Note: Takoyaki Pans are readily available online and in larger Japanese grocery stores at a very reasonable price. Rumour has it that the base of a cake pop maker can also be used as a substitute (though I can’t personally vouch for this).
Takoyaki (Octopus Balls)
For the batter:
1 cup of plain flour
400 ml dashi stock or water mixed with dashi powder.
2 tbsp corn starch
1 tsp soy sauce
For the filling:
100g boiled octopus, cut into 2cm pieces
2 tbsp finely chopped Japanese red pickled ginger (or fresh ginger)
2 tbsp finely sliced spring onion
Otafuku (okonomayaki) sauce
Kewpie Japanese Mayonnaise
Dried Bonito Flakes
Finely sliced Spring Onion
1. To make the batter, combine flour, cornflour, eggs, soy, salt and dashi stock to a thin, watery consistency, which is the secret to a good sphere!

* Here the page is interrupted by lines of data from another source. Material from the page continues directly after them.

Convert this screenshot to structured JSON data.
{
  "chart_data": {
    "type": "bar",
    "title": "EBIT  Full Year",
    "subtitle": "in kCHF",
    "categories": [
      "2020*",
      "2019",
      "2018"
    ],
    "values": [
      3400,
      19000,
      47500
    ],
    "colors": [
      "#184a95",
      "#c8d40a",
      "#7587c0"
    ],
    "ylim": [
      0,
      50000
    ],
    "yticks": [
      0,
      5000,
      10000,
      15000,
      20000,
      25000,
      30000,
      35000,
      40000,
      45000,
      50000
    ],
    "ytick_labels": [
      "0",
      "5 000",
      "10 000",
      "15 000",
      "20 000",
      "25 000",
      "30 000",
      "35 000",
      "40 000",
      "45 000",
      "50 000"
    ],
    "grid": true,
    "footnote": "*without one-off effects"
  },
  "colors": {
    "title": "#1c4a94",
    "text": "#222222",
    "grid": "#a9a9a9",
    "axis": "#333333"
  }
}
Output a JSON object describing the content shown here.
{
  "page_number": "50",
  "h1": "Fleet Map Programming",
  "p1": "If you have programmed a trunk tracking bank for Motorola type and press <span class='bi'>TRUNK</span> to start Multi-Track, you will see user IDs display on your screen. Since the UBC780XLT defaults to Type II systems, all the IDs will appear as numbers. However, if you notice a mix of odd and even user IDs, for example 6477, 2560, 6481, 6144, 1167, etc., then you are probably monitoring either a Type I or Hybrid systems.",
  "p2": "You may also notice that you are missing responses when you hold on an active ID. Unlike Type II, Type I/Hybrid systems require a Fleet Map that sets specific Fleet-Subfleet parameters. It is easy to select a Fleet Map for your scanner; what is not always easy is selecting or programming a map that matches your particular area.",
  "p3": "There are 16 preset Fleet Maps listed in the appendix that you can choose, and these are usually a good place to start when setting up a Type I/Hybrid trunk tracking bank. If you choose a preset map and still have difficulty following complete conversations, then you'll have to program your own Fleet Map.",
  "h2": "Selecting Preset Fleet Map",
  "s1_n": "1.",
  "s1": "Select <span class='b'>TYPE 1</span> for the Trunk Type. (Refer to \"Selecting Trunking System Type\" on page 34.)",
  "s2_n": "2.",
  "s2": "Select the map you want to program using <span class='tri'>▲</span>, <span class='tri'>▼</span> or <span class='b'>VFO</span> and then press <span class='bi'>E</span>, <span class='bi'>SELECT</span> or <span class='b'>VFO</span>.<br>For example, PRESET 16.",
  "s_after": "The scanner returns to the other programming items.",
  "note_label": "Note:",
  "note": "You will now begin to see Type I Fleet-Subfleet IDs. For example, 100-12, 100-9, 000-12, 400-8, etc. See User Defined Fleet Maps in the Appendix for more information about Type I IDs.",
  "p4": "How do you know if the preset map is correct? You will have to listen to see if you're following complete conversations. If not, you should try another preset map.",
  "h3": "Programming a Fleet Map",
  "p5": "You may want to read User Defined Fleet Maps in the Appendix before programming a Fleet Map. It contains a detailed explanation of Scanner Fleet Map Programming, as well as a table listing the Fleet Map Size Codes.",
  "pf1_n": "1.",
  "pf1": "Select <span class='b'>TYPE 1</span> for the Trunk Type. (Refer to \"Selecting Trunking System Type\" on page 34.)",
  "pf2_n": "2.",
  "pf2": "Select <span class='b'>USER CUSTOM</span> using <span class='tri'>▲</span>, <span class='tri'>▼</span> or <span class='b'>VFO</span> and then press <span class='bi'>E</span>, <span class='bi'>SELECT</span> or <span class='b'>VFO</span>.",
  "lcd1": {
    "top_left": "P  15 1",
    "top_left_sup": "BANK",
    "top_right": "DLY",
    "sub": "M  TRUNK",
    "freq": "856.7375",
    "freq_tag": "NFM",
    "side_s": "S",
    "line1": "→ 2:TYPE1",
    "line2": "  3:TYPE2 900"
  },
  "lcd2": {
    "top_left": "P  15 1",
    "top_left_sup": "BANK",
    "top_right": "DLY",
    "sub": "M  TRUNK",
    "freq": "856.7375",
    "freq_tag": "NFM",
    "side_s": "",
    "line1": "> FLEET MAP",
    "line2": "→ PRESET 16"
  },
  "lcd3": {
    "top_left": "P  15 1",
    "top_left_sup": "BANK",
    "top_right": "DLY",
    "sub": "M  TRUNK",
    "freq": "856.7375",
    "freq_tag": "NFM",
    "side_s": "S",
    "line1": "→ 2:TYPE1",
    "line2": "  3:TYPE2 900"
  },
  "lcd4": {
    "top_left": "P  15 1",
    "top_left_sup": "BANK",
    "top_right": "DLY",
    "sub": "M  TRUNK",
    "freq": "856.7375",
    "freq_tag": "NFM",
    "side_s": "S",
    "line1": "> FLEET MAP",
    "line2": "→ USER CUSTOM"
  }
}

2. Place a lightly oiled takoyaki pan on a medium heat.
3. Pour the batter to fill the holes to around the ¾ mark.
4. Drop a piece of boiled-octopus plus a sprinkle of ginger and spring onion into each hole then top up the hole with more of the batter mixture.
5. Once the bottom of the balls are cooked, gently start to turn each using a couple of skewers so that the liquid inside batter can flow out to create the other side of the ball.
6. Move the balls around fairly frequently for around eight minutes or until a crisp sphere forms.
7. Remove from pan and serve with lashings of Otafaku sauce, Kewpie Mayonnaise and a smattering of spring onions and dried bonito flakes.
Note: I tried both making the batter with the mix above and using purpose-made takoyaki flour from our local Japanese Grocery store and both tasted exactly like the ones we scoffed by the mouth-burning bucket load in Osaka… though just quietly takoyaki flour makes things much simpler if you can get your hands on it!